Abzug then won a seat in Congress at age 50 in 1970, becoming one of only 12 women in the 435-member House of Representatives. In Washington, she co-authored the Water Pollution Act of 1972 (now known as the Clean Water Act), then the country’s most comprehensive environmental legislation. She introduced the Equal Credit Act of 1974 — which gave women the economic independence to apply for credit cards and loans in their own names — and the first bill to protect gay people from discrimination in US history, which won only a handful of votes.
As chair of a subcommittee on government information and individual rights, she co-authored the Freedom of Information Act, the Right to Privacy Act and the Government in the Sunshine Act that required government hearings to be held in public. While calling CIA Director William Colby to testify, she discovered that the CIA had been spying on her for about 30 years. She was also the first member of Congress to call for President Richard Nixon’s impeachment and helped pass a bill to defund the Vietnam War.
In 1976, Abzug took the risk of giving up her House seat to run for Senate, where a woman had never sat before.

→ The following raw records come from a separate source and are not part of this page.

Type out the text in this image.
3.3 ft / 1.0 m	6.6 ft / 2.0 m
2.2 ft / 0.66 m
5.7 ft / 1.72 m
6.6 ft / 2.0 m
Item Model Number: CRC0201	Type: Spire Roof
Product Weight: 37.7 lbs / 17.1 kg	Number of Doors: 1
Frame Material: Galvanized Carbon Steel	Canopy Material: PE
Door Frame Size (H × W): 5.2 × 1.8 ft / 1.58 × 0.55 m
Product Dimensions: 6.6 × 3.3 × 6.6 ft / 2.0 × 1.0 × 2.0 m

She lost in the primary to Daniel Patrick Moynihan by less than 1%. More losses followed in her races for mayor of New York City and Congress again, as cultural tides shifted to the right and Reaganism halted progressive strides in the 1980s.
Still, she never stopped fighting for her agenda on different stages. In the last two decades of her life, she presided over the first National Women’s Conference in Houston, founded the grassroots political action group Women USA and turned to international politics, transforming the United Nations’ efforts to empower women across the globe as president of the Women’s Environmental and Development Organization (WEDO).
The politically and culturally powerful women interviewed in “Bella!” saw themselves as Abzug’s children, according to Lieberman. Her biological children Eve and Liz Abzug, who are also interviewed, said she tirelessly pushed for her causes at the cost of her personal life.
All of the women interviewees described paying a long overdue tribute to a woman whose shoulders they stood on, who sometimes shattered herself along with the glass ceiling.
“They just knew that she really opened the door and blazed in and had to make a lot of sacrifices for being one of the first,” said Lieberman. “She sacrificed her own career, her own likability, her own personal joy because she had to be a tough person and go headfirst into institutions.”